SUATU pertemuan orang-orang tak puas di kampus ITB di Bandung, menjadi lanjutan yang membuat temperatur politik tetap tinggi. Pertemuan Minggu pagi 9 Desember 1973 yang berlangsung hingga sore, menjadi forum dengan campuran hadirin yang menarik. Peserta datang dari kalangan mahasiswa, cendekiawan dan seniman, dan berasal dari lintas kota dan lintas generasi. Ada pengacara vokal dari Bandung ibu Amartiwi Saleh SH dan pengacara vokal lainnya dari Jakarta Adnan Buyung Nasution SH. Ada budayawan ‘tukang protes’ W.S. Rendra, ada deretan cendekiawan dari Jakarta maupun Bandung, seperti Drs Wildan Yatim yang menunjuk dwifungsi ABRI sebagai penyebab kaburnya hukum, Drs Dorodjatun Kuntjoro Jakti yang membahas penggunaan ‘akal sehat’, Professor Deliar Noor yang membicarakan tentang konflik dan penyelesaiannya, serta Dr Taufik Abdullah. Dan tentu saja sejumlah pimpinan berbagai Dewan Mahasiswa dari Bandung, Jakarta maupun Yogya. Pertemuan di ITB ini mengisyaratkan mengentalnya konsolidasi kaum kritis saat itu. Dan adalah memang setelah itu, suhu pergerakan menentang penguasa semakin meninggi hingga akhir Desember 1973.
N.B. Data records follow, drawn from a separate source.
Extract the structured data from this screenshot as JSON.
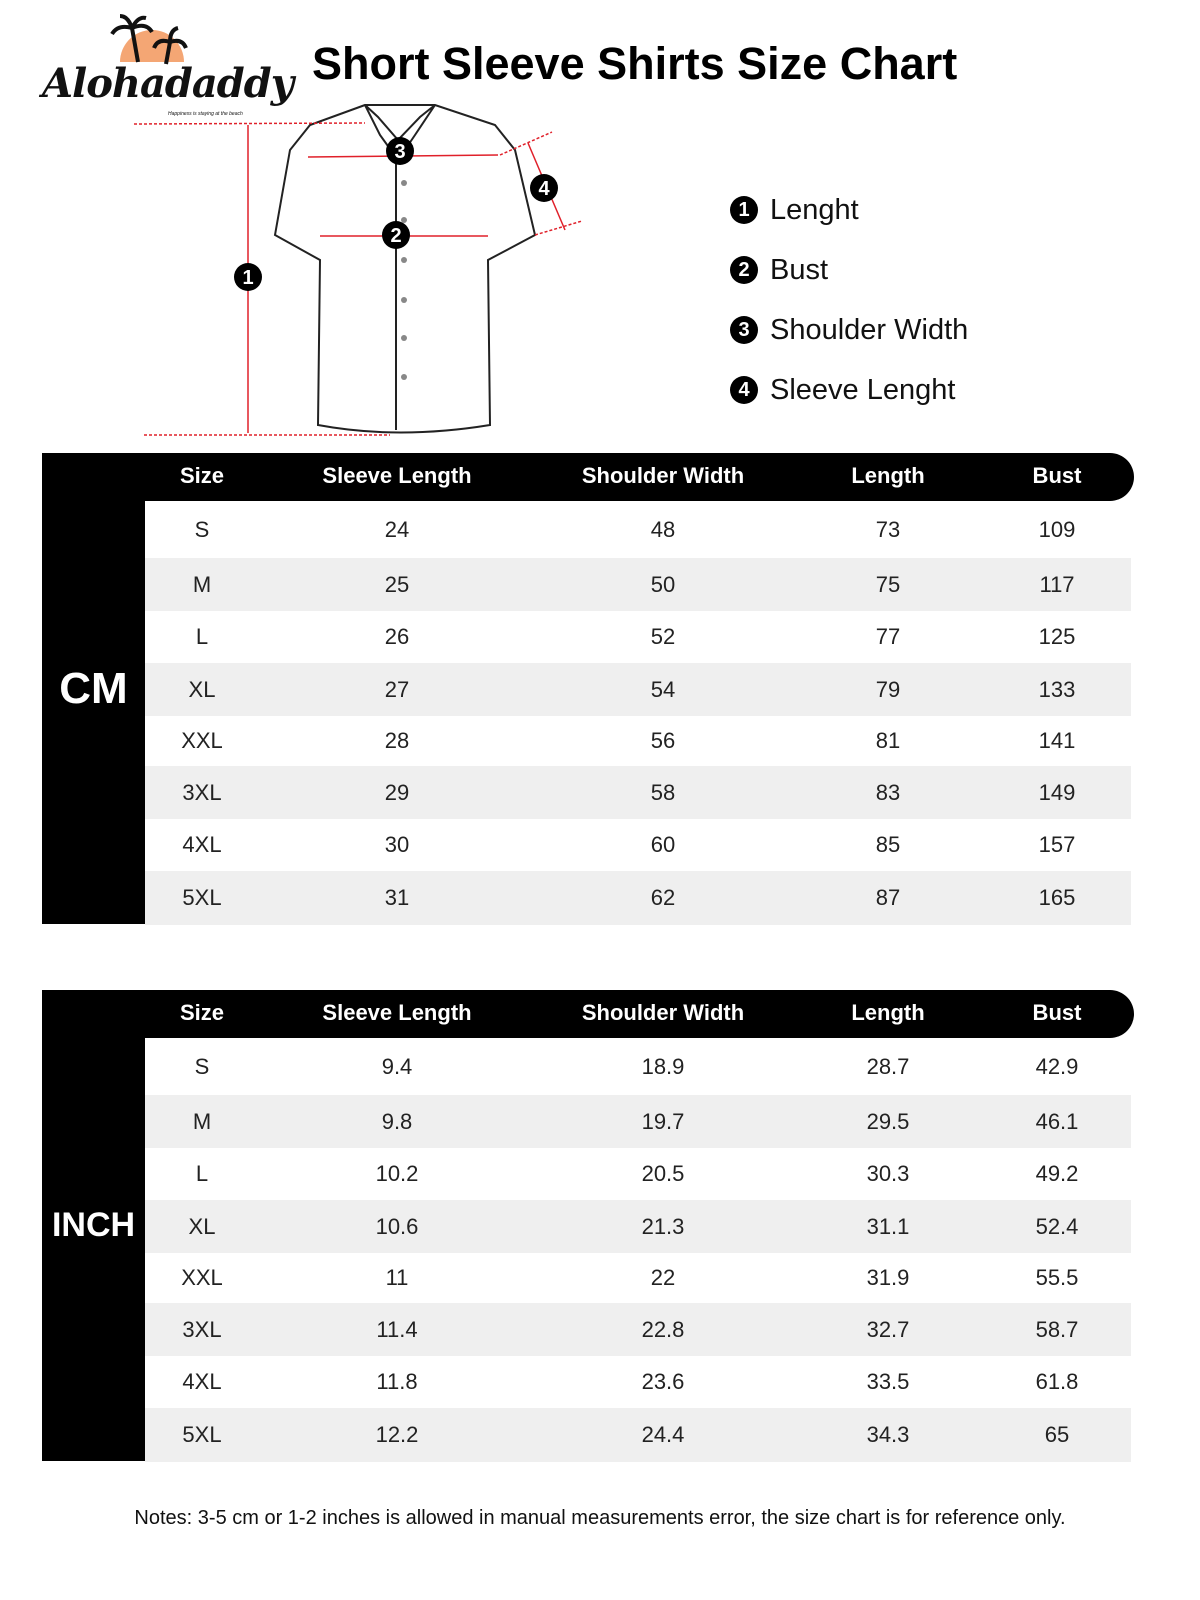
{
  "brand": {
    "name": "Alohadaddy",
    "tagline": "Happiness is staying at the beach",
    "colors": {
      "sun": "#f4a674"
    }
  },
  "title": "Short Sleeve Shirts Size Chart",
  "legend": [
    {
      "num": "1",
      "label": "Lenght"
    },
    {
      "num": "2",
      "label": "Bust"
    },
    {
      "num": "3",
      "label": "Shoulder Width"
    },
    {
      "num": "4",
      "label": "Sleeve Lenght"
    }
  ],
  "columns": [
    "Size",
    "Sleeve Length",
    "Shoulder Width",
    "Length",
    "Bust"
  ],
  "tables": [
    {
      "unit": "CM",
      "rows": [
        [
          "S",
          "24",
          "48",
          "73",
          "109"
        ],
        [
          "M",
          "25",
          "50",
          "75",
          "117"
        ],
        [
          "L",
          "26",
          "52",
          "77",
          "125"
        ],
        [
          "XL",
          "27",
          "54",
          "79",
          "133"
        ],
        [
          "XXL",
          "28",
          "56",
          "81",
          "141"
        ],
        [
          "3XL",
          "29",
          "58",
          "83",
          "149"
        ],
        [
          "4XL",
          "30",
          "60",
          "85",
          "157"
        ],
        [
          "5XL",
          "31",
          "62",
          "87",
          "165"
        ]
      ]
    },
    {
      "unit": "INCH",
      "rows": [
        [
          "S",
          "9.4",
          "18.9",
          "28.7",
          "42.9"
        ],
        [
          "M",
          "9.8",
          "19.7",
          "29.5",
          "46.1"
        ],
        [
          "L",
          "10.2",
          "20.5",
          "30.3",
          "49.2"
        ],
        [
          "XL",
          "10.6",
          "21.3",
          "31.1",
          "52.4"
        ],
        [
          "XXL",
          "11",
          "22",
          "31.9",
          "55.5"
        ],
        [
          "3XL",
          "11.4",
          "22.8",
          "32.7",
          "58.7"
        ],
        [
          "4XL",
          "11.8",
          "23.6",
          "33.5",
          "61.8"
        ],
        [
          "5XL",
          "12.2",
          "24.4",
          "34.3",
          "65"
        ]
      ]
    }
  ],
  "note": "Notes: 3-5 cm or 1-2 inches is allowed in manual measurements error, the size chart is for reference only."
}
Amat mencuat dari pertemuan itu penilaian bahwa keadaan negara saat itu telah tiba ke tingkat yang begitu buruk dan harus segera diakhiri, bila perlu dengan gerakan yang lebih berani dan tegas. “Kita ingin merdeka dengan tujuan mencerdaskan bangsa agar tidak bisa diinjak-injak. Setiap kungkungan kebodohan adalah lawan, tidak perduli siapa orangnya yang melakukan dan apa lembaganya” ujar Buyung Nasution dalam forum itu. “Memang tidak jelas siapa yang berkuasa di negara ini. Soeharto? Opsus? Atau Pangkopkamtib? Saya bukannya mengatakan tidak ada yang berkuasa, tetapi terlalu banyak, sehingga kacau !”. Kalau “keadaan begini terus, bagaimana? Kalau yang atur tidak beres, bagaimana dengan yang diatur?”. Lalu ia bertanya “Apakah keadaan ini kita terima atau bagaimana?!”. Hadirin menjawab “Lawan!”. Buyung melanjutkan “Tapi kita jangan naif, siapa yang jadi pemimpin tidak jadi soal. Tapi sebelumnya kita tanya dulu mau ke mana dia, jangan jadi memperkuda kita lagi. Jangan setelah diangkat jadi anggota DPR kemudian tenggelam, jadi menteri tenggelam. Ini orang-orang yang tidak berwatak! Momentum kita kembangkan terus, dari satu kita kembangkan terus. Mari kita bertarung secara jujur, bukan pat gulipat”.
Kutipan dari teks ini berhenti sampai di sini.